Maize

Maize is the first choice summer crop option for diary farmers looking to boost milk production. Maize can offer very high yields of both grain and silage, but to achieve this, its inputs are usually much higher than other crops. The following are important points to be considered when growing a maize crop:
Corson G49-T9 Maize near Ballarat
Corson G49-T9 maize near Ballarat

Maize silage crops have a large nutrient requirement to not only grow the crop but because the silage is removed off the paddock, has high level of soil nutrient removal. Nutrients are applied at different stages of the crop and the weekly nutrient requirement of a maize crop is well documented. A 20.8t/ha DM crop of silage removes approximately 272kg of nitrogen, 46kg of phosphorus, 207kg of potassium, 32kg of sulphur and 52kg of magnesium.  Typically NPKS nutrients are applied pre planting, N and P included at planting and then N and K applied during the growing stages of the crop. The amount of nutrients applied are also determined by the results of soil test taken prior to planting the crop.

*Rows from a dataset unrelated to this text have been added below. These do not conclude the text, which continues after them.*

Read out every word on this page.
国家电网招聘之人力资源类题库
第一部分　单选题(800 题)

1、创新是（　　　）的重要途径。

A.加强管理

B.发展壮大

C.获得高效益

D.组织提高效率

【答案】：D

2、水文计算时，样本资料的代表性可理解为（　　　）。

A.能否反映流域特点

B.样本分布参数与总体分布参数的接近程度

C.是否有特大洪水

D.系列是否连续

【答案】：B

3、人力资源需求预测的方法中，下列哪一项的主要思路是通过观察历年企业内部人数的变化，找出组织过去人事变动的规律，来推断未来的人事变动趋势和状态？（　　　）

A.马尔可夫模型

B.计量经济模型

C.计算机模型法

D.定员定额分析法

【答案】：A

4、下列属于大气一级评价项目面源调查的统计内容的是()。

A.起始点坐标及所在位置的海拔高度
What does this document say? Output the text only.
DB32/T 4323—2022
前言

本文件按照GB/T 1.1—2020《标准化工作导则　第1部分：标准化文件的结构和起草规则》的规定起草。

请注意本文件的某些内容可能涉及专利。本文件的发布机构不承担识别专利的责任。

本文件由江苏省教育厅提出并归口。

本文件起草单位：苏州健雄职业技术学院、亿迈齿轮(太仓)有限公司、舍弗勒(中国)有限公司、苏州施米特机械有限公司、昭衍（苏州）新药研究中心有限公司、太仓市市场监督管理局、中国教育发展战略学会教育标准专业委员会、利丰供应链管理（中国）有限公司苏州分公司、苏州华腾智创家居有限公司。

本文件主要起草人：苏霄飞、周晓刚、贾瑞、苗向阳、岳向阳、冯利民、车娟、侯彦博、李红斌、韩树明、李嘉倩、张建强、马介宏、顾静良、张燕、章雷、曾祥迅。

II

Weeds have a major impact on the yield and performance of the crop. Weed control in a fast healthy crop of maize usually needs to be effective until the crop reaches approximately 1.2 metres high. Regular crop inspections will spot pests in time to set up a control program before major damage takes place. The main insect pests are wireworm, cutworm, black bettle and armyworm.

Soil temperature for maize needs a minimum temperature of 12 degrees and rising. The sowing rate varies depending on seed size. When you order your maize seed you should check the number of seeds per kilogram. Planting depth should be between 3.5 cm and 5 cm. Plant the seed either into moisture or if the soil type is suitable, irrigate. The optimum seedbed is one worked to a firm, fine tilth but not compacted. A precision seeder is required for sowing maize. Precision sowing is recommend.